Careless Tissue Handling
The skin incision should be sufficiently superficial in order to not cause injury to the superficial peroneal nerve branch. Blunt advancement through the subcutis is important, particularly in the cranial part of the incision, where the nerve branch is most likely to be in the operation field. When using the retractor, remember that undue tension may cause injury to the adjacent tissues. When closing the incision wound, the course of the sural nerve and the superficial peroneal nerve should be noted to avoid an accidental suture of the nerve.
Complications
Injury to the Superficial Peroneal Nerve Branch
The superficial peroneal nerve branch may be injured if the skin incision is too deep or in the wrong location. This nerve is also at risk when wound closure is performed, so the subcutaneous suturing should be carried out superficially. Injury to this nerve may result in neuralgia or paraesthesia in the dorsal region of the foot.
Note that the course of the superficial peroneal nerve can vary at the level of the ankle. The variants usually pass across the surgical site in the proximal part of the wound, but the nerve can pass over the fibula at almost any level.
Injury to the Sural Nerve
The course of the sural nerve posteriorly to the lateral malleolus should be noted when planning the incision site. Injury to this sensory nerve may cause neuralgia or paraesthesia in the lateral region of the foot. The course of the sural nerve can also vary at the level of the ankle.
Injury to the Small Saphenous Vein
The small saphenous vein runs along the sural nerve. If injured during an operation, however, ligation of the vein can be performed.
Infection
Infection is a potential complication of surgery that can result in significant morbidity and healthcare resource utilization. Infections associated with implanted surgical devices are particularly difficult to deal with because they can require prolonged antibiotic treatment and repeated surgical procedures. Prevention of infection is an imperative part of any surgical procedure.
Aftercare
General Guidelines
Casting, weight-bearing, and other rehabilitation guidelines depend largely on the type of fracture treated.
FAQ
What is the goal of the lateral ankle approach?

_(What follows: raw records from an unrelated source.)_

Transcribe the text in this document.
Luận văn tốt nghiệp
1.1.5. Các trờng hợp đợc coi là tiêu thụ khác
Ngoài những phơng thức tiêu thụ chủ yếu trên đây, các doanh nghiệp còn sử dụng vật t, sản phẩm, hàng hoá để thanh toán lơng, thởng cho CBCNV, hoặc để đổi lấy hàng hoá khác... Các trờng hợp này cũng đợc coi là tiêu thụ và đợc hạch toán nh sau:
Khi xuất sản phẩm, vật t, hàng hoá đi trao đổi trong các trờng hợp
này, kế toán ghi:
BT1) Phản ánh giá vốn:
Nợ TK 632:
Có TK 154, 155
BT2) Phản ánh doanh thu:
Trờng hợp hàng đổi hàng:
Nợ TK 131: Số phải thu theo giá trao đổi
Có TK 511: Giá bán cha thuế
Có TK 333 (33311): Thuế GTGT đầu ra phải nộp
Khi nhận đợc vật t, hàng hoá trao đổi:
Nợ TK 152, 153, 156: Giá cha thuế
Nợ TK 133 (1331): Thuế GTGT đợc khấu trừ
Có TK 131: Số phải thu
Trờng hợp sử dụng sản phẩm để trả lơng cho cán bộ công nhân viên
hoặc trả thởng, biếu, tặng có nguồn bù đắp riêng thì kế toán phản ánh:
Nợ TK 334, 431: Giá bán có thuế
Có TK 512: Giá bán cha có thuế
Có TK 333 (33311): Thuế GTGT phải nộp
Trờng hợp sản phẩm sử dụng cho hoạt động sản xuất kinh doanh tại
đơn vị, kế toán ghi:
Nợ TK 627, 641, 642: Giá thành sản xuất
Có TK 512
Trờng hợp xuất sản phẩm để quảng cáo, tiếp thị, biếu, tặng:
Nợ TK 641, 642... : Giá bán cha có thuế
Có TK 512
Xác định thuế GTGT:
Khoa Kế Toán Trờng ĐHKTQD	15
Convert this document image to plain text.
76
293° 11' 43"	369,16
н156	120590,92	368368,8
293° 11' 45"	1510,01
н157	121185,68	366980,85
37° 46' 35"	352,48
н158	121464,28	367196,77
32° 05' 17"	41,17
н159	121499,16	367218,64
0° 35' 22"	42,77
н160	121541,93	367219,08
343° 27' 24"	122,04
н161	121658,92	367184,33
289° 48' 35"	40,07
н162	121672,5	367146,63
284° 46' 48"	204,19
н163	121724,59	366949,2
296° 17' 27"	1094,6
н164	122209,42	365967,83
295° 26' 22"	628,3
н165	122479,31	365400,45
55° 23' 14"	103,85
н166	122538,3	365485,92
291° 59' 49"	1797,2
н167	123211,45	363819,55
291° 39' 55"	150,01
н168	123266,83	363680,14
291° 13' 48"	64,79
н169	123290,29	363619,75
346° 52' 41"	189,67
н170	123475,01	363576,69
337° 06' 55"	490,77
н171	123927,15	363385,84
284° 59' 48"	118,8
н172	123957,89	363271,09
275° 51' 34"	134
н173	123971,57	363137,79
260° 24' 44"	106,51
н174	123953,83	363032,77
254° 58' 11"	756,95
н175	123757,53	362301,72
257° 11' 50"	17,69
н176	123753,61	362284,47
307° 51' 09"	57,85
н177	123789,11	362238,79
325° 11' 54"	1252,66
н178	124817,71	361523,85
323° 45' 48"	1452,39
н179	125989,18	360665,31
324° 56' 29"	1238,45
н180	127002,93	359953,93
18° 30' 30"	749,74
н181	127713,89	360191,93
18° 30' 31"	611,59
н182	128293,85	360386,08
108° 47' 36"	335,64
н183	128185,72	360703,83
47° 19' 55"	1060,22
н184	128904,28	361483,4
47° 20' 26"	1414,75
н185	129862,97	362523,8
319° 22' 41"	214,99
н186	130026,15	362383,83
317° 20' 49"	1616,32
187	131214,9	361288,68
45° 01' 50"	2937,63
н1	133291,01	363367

The goal is to ensure safe and adequate access to the fracture site, as well as to restore the anatomy of the ankle mortise and the function of the ankle joint by fixating the fracture.
Which nerves should be protected during the lateral ankle approach?
The superficial peroneal nerve and the sural nerve should be protected. The superficial peroneal nerve most often runs close to the anterior border of the fibula, and the sural nerve may run over the lateral malleolus in a posterior-to-anterior direction.
Why should the incision not be directly over the planned fixation plate if possible?
The incision site should not be directly over the planned fixation plate if possible to avoid soft tissue problems post-operatively.
What can be used if the ankle mortise is unstable due to syndesmotic injury?
If the ankle mortise is unstable, a syndesmotic screw or other implants can be used to stabilize it.